Premier Doug Ford said he had "serious, serious problems" with Auditor General Lysyk's report on Ontario's handling of the COVID-19 pandemic, which Lysyk said was "disorganized and inconsistent."
She also said the long-term care sector was not prepared or equipped to handle the pandemic, and that Ontario's chief medical officer of health, Dr. David Williams, "did not lead" and did not fully exercise his powers.
Premier Doug Ford accused Lysyk of overstepping her role, saying "Don't start pretending you're a doctor or health professional" and "Stick with the number crunching."
However, accounting practitioners argue the Auditor General's role has always encompassed more than just "number crunching," and as the government's remit has increased over time, so too has that of the Auditor General.

===Toronto's Greenbelt===

Auditor General Lysyk's August 9, 2023 report revealed that Ryan Amato, the chief of staff to Housing Minister Steve Clark, drove the process that led to 15 parcels of land being removed from the Greenbelt area around Toronto, creating a potential $8.3 billion gain for a select group of developers.
Before her report was released, Ontario Premier Doug Ford said the issue was outside her scope.
Two prominent developers, took Lysyk's office to court in an effort to block her efforts to speak with them for the Greenbelt report.
Lysyk determined that the Greenbelt decision was "seriously flawed" and lacked the necessary environmental and financial analysis.
She said nothing in her report indicates anything criminal took place, but "what we see here is an ethical issue."

==Other professional activity==
Lysyk has been a member of the Canadian Council of Legislative Auditors, and the Committee of Professional Conduct of the Canadian Institute of Actuaries.

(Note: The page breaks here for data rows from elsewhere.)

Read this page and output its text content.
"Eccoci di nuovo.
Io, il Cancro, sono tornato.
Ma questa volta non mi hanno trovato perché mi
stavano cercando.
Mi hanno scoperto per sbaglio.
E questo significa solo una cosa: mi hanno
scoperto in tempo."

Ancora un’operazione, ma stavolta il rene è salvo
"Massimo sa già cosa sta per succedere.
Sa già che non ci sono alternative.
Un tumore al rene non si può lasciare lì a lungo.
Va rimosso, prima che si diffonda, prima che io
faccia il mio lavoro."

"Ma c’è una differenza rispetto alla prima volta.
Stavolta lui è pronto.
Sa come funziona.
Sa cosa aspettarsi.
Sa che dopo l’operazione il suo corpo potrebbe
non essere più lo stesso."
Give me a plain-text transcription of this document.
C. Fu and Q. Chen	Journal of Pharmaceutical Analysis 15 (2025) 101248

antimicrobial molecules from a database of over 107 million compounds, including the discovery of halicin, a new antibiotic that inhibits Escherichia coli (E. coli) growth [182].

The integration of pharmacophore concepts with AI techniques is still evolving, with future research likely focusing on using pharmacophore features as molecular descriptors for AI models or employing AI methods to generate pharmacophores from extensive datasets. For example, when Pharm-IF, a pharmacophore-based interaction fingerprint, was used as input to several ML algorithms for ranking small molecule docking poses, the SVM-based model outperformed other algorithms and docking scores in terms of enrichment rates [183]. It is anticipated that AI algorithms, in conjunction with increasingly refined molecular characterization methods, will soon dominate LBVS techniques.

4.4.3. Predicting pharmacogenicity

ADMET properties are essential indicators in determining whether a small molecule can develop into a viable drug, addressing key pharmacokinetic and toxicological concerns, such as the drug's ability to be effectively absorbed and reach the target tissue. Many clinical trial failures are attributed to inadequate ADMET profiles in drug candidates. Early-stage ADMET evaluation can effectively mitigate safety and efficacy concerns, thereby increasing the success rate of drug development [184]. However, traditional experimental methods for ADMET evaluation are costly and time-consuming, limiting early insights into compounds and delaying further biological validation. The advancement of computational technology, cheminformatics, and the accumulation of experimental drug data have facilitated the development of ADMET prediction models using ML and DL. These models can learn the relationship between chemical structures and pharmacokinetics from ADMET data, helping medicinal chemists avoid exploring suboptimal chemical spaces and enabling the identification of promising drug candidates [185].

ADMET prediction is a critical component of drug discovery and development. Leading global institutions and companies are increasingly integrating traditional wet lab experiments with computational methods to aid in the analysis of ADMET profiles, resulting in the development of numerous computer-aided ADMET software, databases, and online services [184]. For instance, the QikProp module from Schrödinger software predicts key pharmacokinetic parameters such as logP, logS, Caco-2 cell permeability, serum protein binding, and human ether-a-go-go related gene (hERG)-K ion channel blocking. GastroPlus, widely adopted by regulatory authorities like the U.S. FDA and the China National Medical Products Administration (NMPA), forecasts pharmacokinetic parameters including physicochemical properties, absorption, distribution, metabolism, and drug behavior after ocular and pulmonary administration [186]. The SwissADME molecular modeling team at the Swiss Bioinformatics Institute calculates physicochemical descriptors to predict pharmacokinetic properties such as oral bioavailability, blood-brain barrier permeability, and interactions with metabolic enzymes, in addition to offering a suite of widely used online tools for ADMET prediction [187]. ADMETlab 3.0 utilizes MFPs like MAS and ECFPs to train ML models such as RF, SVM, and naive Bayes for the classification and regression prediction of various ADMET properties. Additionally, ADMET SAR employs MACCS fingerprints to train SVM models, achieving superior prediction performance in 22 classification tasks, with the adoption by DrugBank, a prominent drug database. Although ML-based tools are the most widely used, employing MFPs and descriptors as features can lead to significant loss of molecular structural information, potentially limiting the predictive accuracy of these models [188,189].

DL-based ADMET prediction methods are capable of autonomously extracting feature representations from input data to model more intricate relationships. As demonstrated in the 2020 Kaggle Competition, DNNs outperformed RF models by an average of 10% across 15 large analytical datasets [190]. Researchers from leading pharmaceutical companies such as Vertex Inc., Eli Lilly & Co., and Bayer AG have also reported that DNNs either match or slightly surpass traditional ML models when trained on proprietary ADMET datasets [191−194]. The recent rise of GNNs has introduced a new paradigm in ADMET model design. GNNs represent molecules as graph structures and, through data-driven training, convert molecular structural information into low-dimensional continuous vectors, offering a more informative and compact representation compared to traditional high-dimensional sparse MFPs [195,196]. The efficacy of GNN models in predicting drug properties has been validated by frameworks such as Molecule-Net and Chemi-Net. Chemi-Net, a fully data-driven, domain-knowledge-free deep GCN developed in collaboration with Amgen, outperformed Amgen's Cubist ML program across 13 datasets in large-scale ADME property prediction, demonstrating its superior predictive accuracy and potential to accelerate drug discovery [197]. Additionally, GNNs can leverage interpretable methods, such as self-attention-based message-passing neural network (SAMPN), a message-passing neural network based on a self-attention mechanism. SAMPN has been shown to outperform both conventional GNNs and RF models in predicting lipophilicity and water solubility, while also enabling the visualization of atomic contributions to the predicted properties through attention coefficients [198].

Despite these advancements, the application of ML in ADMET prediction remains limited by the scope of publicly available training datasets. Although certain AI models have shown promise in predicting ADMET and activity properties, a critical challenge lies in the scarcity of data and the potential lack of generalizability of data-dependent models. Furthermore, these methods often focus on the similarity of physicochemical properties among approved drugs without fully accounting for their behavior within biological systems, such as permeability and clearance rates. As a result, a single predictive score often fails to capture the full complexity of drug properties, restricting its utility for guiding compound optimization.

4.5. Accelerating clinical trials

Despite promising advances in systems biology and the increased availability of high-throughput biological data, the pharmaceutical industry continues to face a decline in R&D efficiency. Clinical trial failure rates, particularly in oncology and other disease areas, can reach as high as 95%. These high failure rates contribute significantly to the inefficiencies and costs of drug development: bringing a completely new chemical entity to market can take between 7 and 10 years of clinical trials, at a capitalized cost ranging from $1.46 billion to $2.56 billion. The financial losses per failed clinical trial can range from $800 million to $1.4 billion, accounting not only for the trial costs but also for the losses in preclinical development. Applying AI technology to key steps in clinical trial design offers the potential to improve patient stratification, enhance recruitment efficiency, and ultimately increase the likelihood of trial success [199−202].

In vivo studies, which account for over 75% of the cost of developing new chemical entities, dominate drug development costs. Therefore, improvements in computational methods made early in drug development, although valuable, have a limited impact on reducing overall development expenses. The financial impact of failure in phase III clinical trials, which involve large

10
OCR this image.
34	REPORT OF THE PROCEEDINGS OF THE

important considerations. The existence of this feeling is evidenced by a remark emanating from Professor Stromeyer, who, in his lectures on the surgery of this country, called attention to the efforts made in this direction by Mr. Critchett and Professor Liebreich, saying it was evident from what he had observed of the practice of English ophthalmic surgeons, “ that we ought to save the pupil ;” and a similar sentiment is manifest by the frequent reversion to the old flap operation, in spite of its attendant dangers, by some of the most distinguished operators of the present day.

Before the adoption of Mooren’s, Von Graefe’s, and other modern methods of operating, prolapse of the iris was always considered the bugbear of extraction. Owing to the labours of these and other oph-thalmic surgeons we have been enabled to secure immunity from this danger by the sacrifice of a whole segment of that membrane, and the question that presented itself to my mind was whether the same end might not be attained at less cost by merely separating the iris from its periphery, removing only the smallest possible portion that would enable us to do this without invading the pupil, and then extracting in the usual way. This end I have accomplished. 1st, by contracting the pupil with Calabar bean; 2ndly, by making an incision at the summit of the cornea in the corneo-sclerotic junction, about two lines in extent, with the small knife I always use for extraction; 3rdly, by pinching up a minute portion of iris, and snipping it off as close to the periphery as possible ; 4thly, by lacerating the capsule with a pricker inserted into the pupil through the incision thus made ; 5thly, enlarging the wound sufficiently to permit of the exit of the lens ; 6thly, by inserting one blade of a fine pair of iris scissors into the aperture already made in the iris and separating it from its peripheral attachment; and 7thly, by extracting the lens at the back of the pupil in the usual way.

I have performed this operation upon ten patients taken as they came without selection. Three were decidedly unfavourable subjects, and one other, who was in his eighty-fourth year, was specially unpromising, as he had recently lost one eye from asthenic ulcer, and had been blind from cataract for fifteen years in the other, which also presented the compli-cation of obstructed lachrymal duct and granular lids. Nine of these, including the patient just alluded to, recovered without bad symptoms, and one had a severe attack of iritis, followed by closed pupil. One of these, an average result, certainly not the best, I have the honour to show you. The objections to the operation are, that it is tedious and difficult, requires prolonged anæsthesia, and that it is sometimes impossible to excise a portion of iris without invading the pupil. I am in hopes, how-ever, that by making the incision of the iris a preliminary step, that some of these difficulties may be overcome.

She has served on the Board of the Canadian Audit and Accountability Foundation (CCAF-FCVI Inc.) and she has taught auditing courses in Toronto and overseas.

Upon completing her term as Auditor General of Ontario, Lysyk said she did not plan to retire, and is interested in becoming involved in the finance or energy sectors.
On 7 October 2024, Lysyk was named executive vice-president of enforcement with the Ontario Securities Commission.

==Awards and recognition==

In 2017, Lysyk was named a Fellow of the Chartered Professional Accountants (CPA) of Ontario
a distinction that formally recognizes CPAs who have rendered exceptional service to the profession and in their communities.

Lysyk is the recipient of the 2020 Distinguished Leader Award from Brock University's Goodman School of Business.